Bungalow in Sacramento, CA. Built in the 1920s.

You can spot a classic bungalow as soon as you know what to look for:

  • One or one-and-a-half stories, often with a basement
  • Room-to-room layout with minimal hallways
  • Wide, overhanging roof
  • Exposed rafters under the eaves
  • Wide front porch beneath the main roof
  • Tapered or square columns supporting the roof
  • 4-over-1 or 6-over-1 sash windows
  • Hand-crafted stone or woodwork
  • Simple forms and natural materials

A bungalow in western Pennsylvania, very typical of the American bungalow style.

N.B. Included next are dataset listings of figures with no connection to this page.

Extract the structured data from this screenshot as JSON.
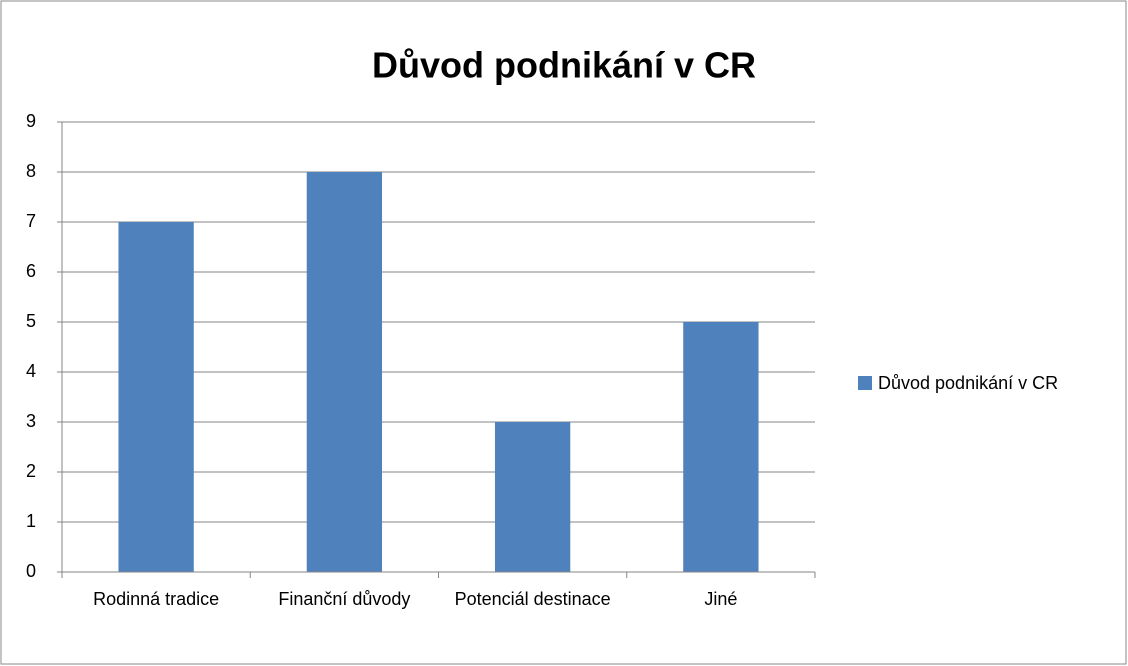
{
  "chart_data": {
    "type": "bar",
    "title": "Důvod podnikání v CR",
    "categories": [
      "Rodinná tradice",
      "Finanční důvody",
      "Potenciál destinace",
      "Jiné"
    ],
    "series": [
      {
        "name": "Důvod podnikání v CR",
        "color": "#4f81bd",
        "values": [
          7,
          8,
          3,
          5
        ]
      }
    ],
    "ylim": [
      0,
      9
    ],
    "yticks": [
      0,
      1,
      2,
      3,
      4,
      5,
      6,
      7,
      8,
      9
    ],
    "grid": true,
    "legend": "right"
  }
}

The Origins of the Bungalow

Bungalows originally came from India. The term originally referred to small, one-story homes with thatched roofs, where the East India Company used to house English sailors. Eventually, bungalows got bigger and moved to Britain (the thatched roofs disappeared). Even later, the bungalow style crossed the Atlantic and joined America’s Arts and Crafts movement.

The original bungalows.

U.S. bungalows boomed between 1900 and 1930. The lower-middle class was moving out of apartments and into private houses, and bungalows were cheap. You could order a bungalow kit from the Sears and Roebuck catalog for as little as $900. That was in 1910, but $900 back then still only equates to $23,500 today.

Bungalows took most American cities by storm. They sprung up in established neighborhoods, often congregating along streetcar lines. In many 1920s cities, you could find a “Bungalow Belt” of newly constructed homes.

A Chicago, IL bungalow, built in 1925. Most Chicago bungalows were built between 1910 and 1940, and usually made of brick, with one-and-a-half stories and a full basement. This style represents nearly one-third of Chicago’s single-family houses. The main unique feature of the Chicago bungalow are the gables: these are parallel to the street, rather than perpendicular, as in most bungalows. Photo by Silverstone1.

The Bungalow Present

Many of those original homes survived. They predated urban sprawl, so you’ll find them in the old streetcar neighborhoods like Ballard, Maple Leaf, and Green Lake. Although bungalows might have looked cheap back then, they look charming today. Bungalows have character, history, and, more often than not, some of the best locations.